Induced Demand and Road Diet

Recently I read the book ‘Walkable City’ from Jeff Speck. The book discusses in 10 steps how we can make cities better, more attractive and healthier. As always when I read an urban planning book, I wonder how this would translate to Dartmouth. Regrettably, most great books are about city planning and, when we’re lucky, about town planning but hardly ever about campus planning. Nevertheless, I am going to try to translate Speck’s lessons for a walkable city and ask what this would look like for Dartmouth.
Speck’s most eye-catching quote is: ‘Traffic Studies are Bullshit’. Besides the fact that I like the controversial language, I agree with his opinion that the car-first approach has been damaging to American cities. Any significant change to a neighborhood requires a traffic study, any new street design needs a traffic study and guess what: they almost always predict an increase in traffic. The traffic studies are almost always right as well. The reason for this is ‘induced demand’. ‘On average, a 10 percent increase in lane miles induces an immediate 4 percent increase in vehicles traveled on that road, which climbs up to 10 percent in 10 years. In other words, the induced demand is so large that eliminates all the advantages of adding lanes.

CarBusBicycle

Now, we do not live in a metropolitan area and many people are completely dependent on the car to get to work, but does creating more roads solve the congestion issue around Dartmouth?
With a ‘road diet’, Speck argues that decreasing the amount and the width of lanes can substantially increase the walkability and dynamic of a city without creating more congestion. In fact, he argues that narrower lanes are safer. Fewer fatal accidents happen, and cars drive substantially slower. Chances of a pedestrian surviving a traffic collision would be 35% higher if collision speed were reduced from 30mph to 20mph. The chances would be 85% higher if the speed were reduced from 40mph.
Where could this work for Dartmouth? Two places immediately come to mind.
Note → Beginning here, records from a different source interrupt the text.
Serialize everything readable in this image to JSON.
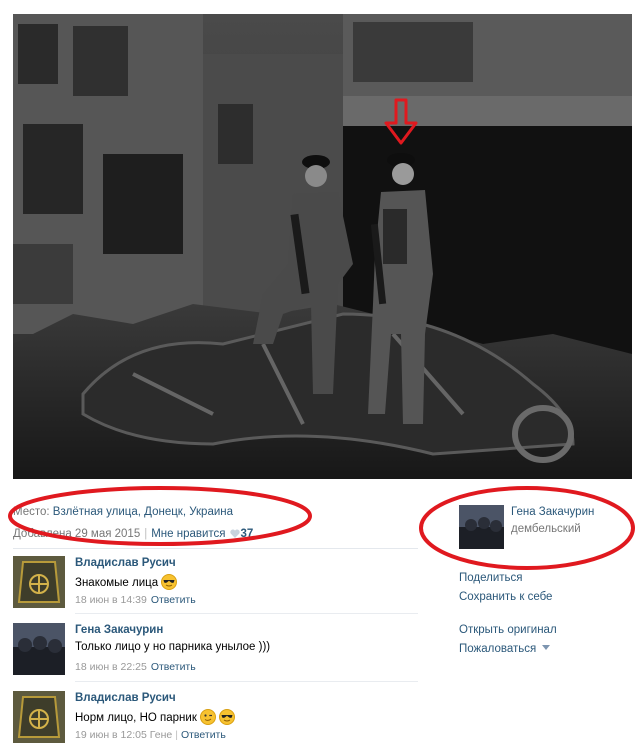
{
  "photo": {
    "alt": ""
  },
  "meta": {
    "place_label": "Место:",
    "place_value": "Взлётная улица, Донецк, Украина",
    "added": "Добавлена 29 мая 2015",
    "like_label": "Мне нравится",
    "likes": "37"
  },
  "owner": {
    "name": "Гена Закачурин",
    "status": "дембельский"
  },
  "actions": {
    "share": "Поделиться",
    "save": "Сохранить к себе",
    "open_original": "Открыть оригинал",
    "report": "Пожаловаться"
  },
  "comments": [
    {
      "author": "Владислав Русич",
      "text": "Знакомые лица",
      "emoji": "sunglasses",
      "time": "18 июн в 14:39",
      "reply": "Ответить"
    },
    {
      "author": "Гена Закачурин",
      "text": "Только лицо у но парника унылое )))",
      "time": "18 июн в 22:25",
      "reply": "Ответить"
    },
    {
      "author": "Владислав Русич",
      "text": "Норм лицо, НО парник",
      "emoji": [
        "wink",
        "sunglasses"
      ],
      "time": "19 июн в 12:05",
      "to": "Гене",
      "reply": "Ответить"
    }
  ],
  "colors": {
    "link": "#2b587a",
    "annotation": "#e0191f",
    "muted": "#777777"
  }
}
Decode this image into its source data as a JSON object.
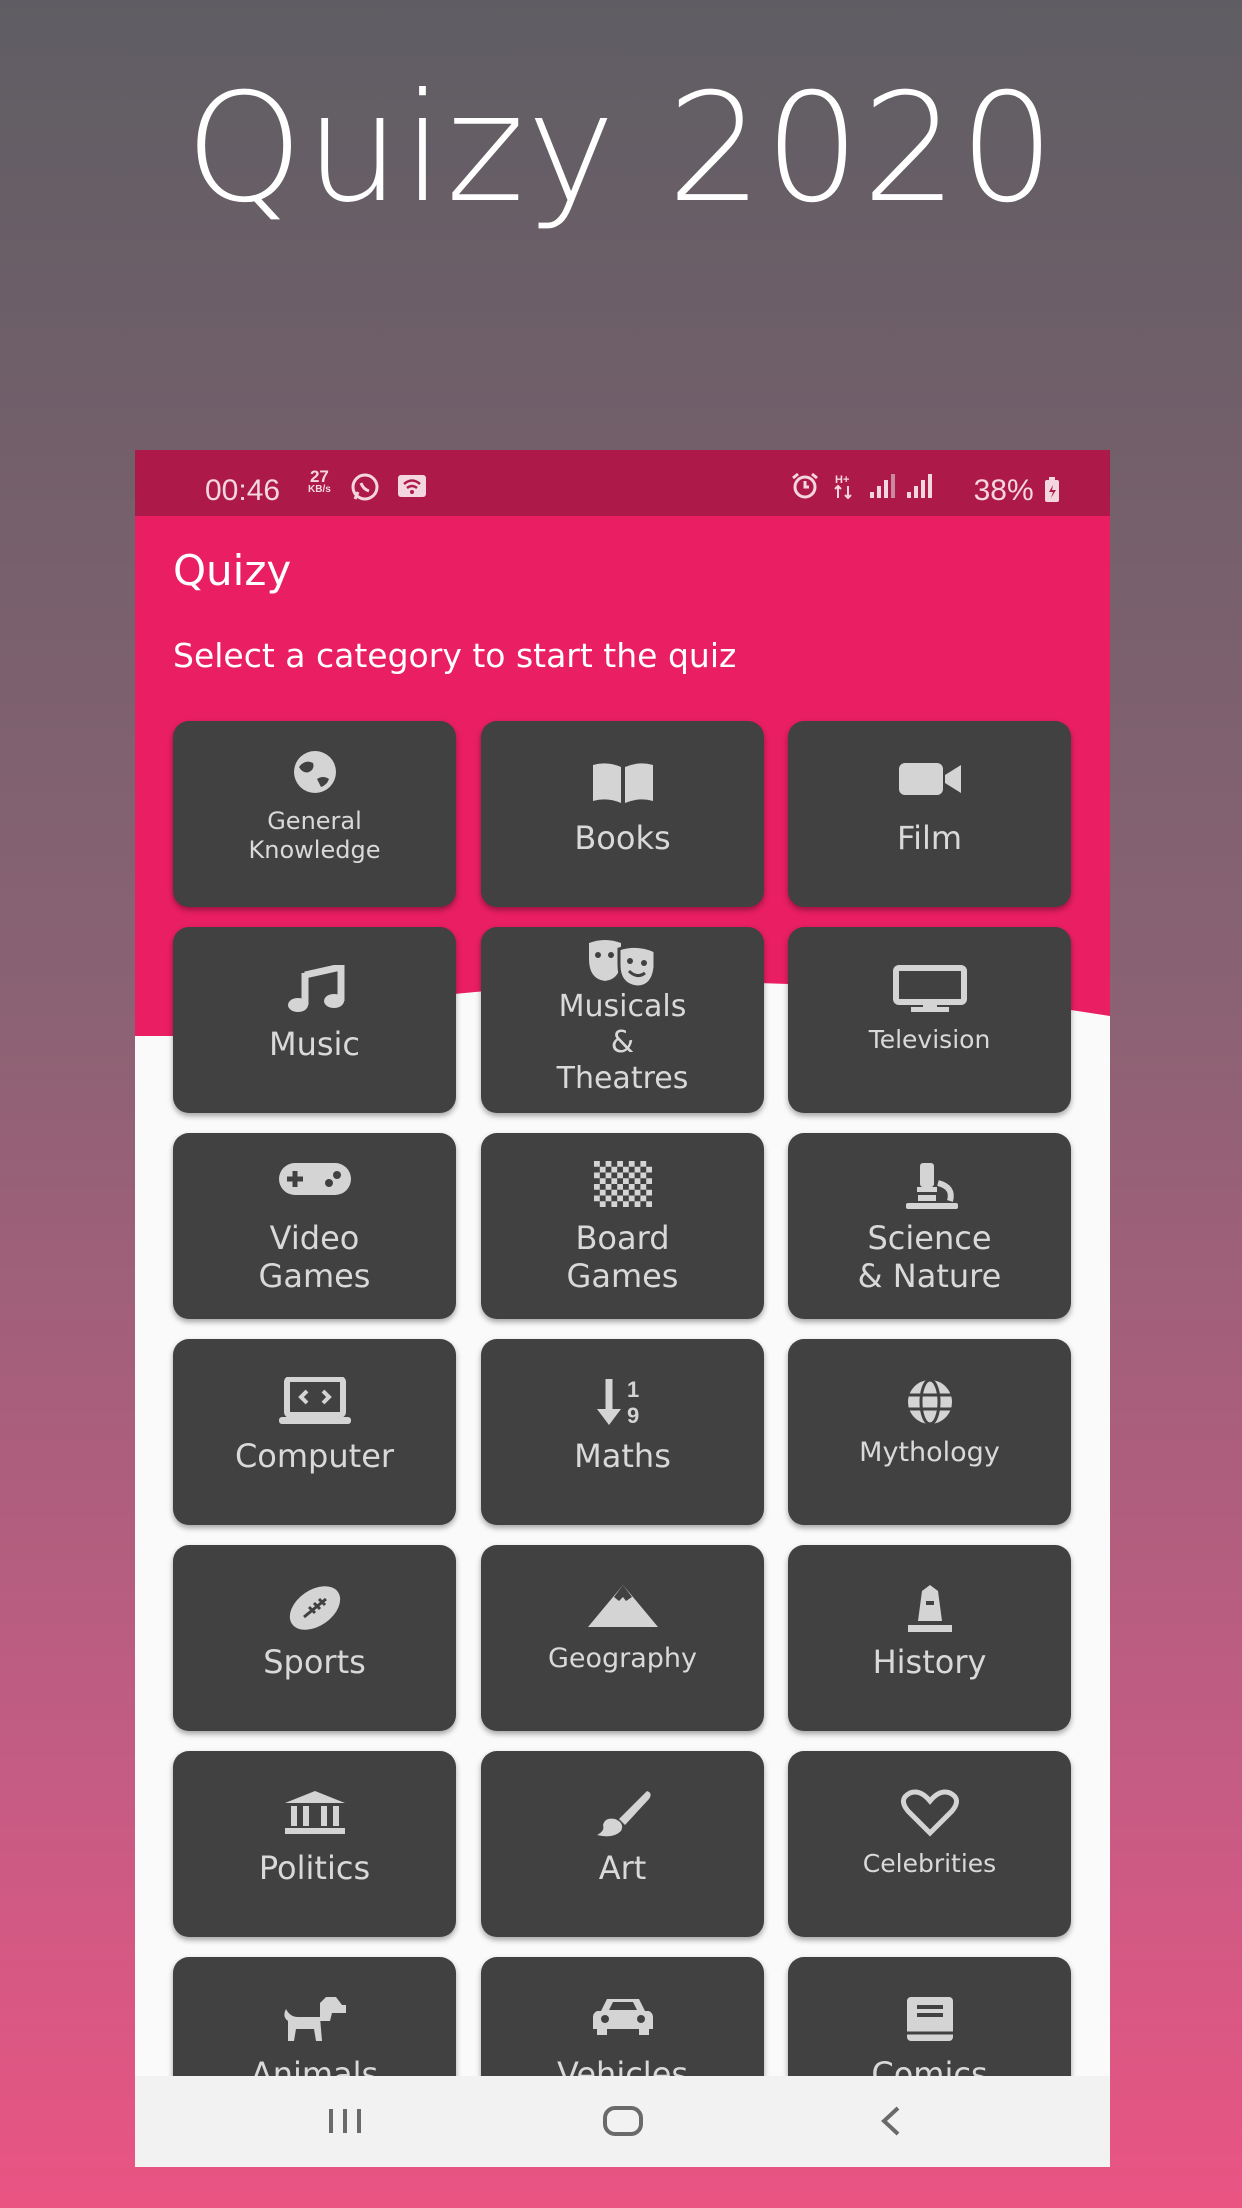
{
  "promo": {
    "title": "Quizy 2020"
  },
  "status_bar": {
    "time": "00:46",
    "speed_value": "27",
    "speed_unit": "KB/s",
    "battery": "38%"
  },
  "app": {
    "title": "Quizy",
    "subtitle": "Select a category to start the quiz"
  },
  "categories": [
    {
      "label": "General\nKnowledge",
      "icon": "globe-icon"
    },
    {
      "label": "Books",
      "icon": "book-open-icon"
    },
    {
      "label": "Film",
      "icon": "video-camera-icon"
    },
    {
      "label": "Music",
      "icon": "music-note-icon"
    },
    {
      "label": "Musicals\n&\nTheatres",
      "icon": "theater-masks-icon"
    },
    {
      "label": "Television",
      "icon": "tv-icon"
    },
    {
      "label": "Video\nGames",
      "icon": "gamepad-icon"
    },
    {
      "label": "Board\nGames",
      "icon": "chessboard-icon"
    },
    {
      "label": "Science\n& Nature",
      "icon": "microscope-icon"
    },
    {
      "label": "Computer",
      "icon": "laptop-code-icon"
    },
    {
      "label": "Maths",
      "icon": "sort-numeric-icon"
    },
    {
      "label": "Mythology",
      "icon": "globe-grid-icon"
    },
    {
      "label": "Sports",
      "icon": "football-icon"
    },
    {
      "label": "Geography",
      "icon": "mountain-icon"
    },
    {
      "label": "History",
      "icon": "monument-icon"
    },
    {
      "label": "Politics",
      "icon": "landmark-icon"
    },
    {
      "label": "Art",
      "icon": "paint-brush-icon"
    },
    {
      "label": "Celebrities",
      "icon": "heart-icon"
    },
    {
      "label": "Animals",
      "icon": "dog-icon"
    },
    {
      "label": "Vehicles",
      "icon": "car-icon"
    },
    {
      "label": "Comics",
      "icon": "book-icon"
    }
  ],
  "colors": {
    "status_bar": "#ad1a4a",
    "header": "#e91e63",
    "card": "#414141",
    "card_text": "#d9d9d9"
  }
}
One is the traffic around the Green, the other is the access roads. Roads around the Green can be identified as three one-way roads and one two-way two-lane road with a safety island in the middle, street parking on one side and a bus-stop lane on the other side.  From a quick satellite picture measurement, the three one-way roads are approximately 26′ (Dartmouth Hall Side ), 24′ (Baker Library Side), and 33′ (Collis Side) wide.  The width of each of those lanes on those roads are at least the same width of highway lanes which encourages people to drive fast, especially if there is no oncoming traffic.
The access roads are the Wheelock Streets (East and West), Lyme Road, Route 120 and Route 10. The speed limit of those roads in town is 25mph. These roads also have at least 12 foot wide lanes, again the width of highway lanes. Though direct oncoming traffic and street parking reduce the ‘sense of safety’, the width of the lanes still encourage speeding.

I understand that snow removal may require some additional space in the lanes but it would interesting to take a close look at some of those roads and see if narrowing lanes, adding bike paths and return to 2-way streets around the Green could significantly improve the traffic situation, including bicycle and pedestrian friendliness and the livability of our Campus.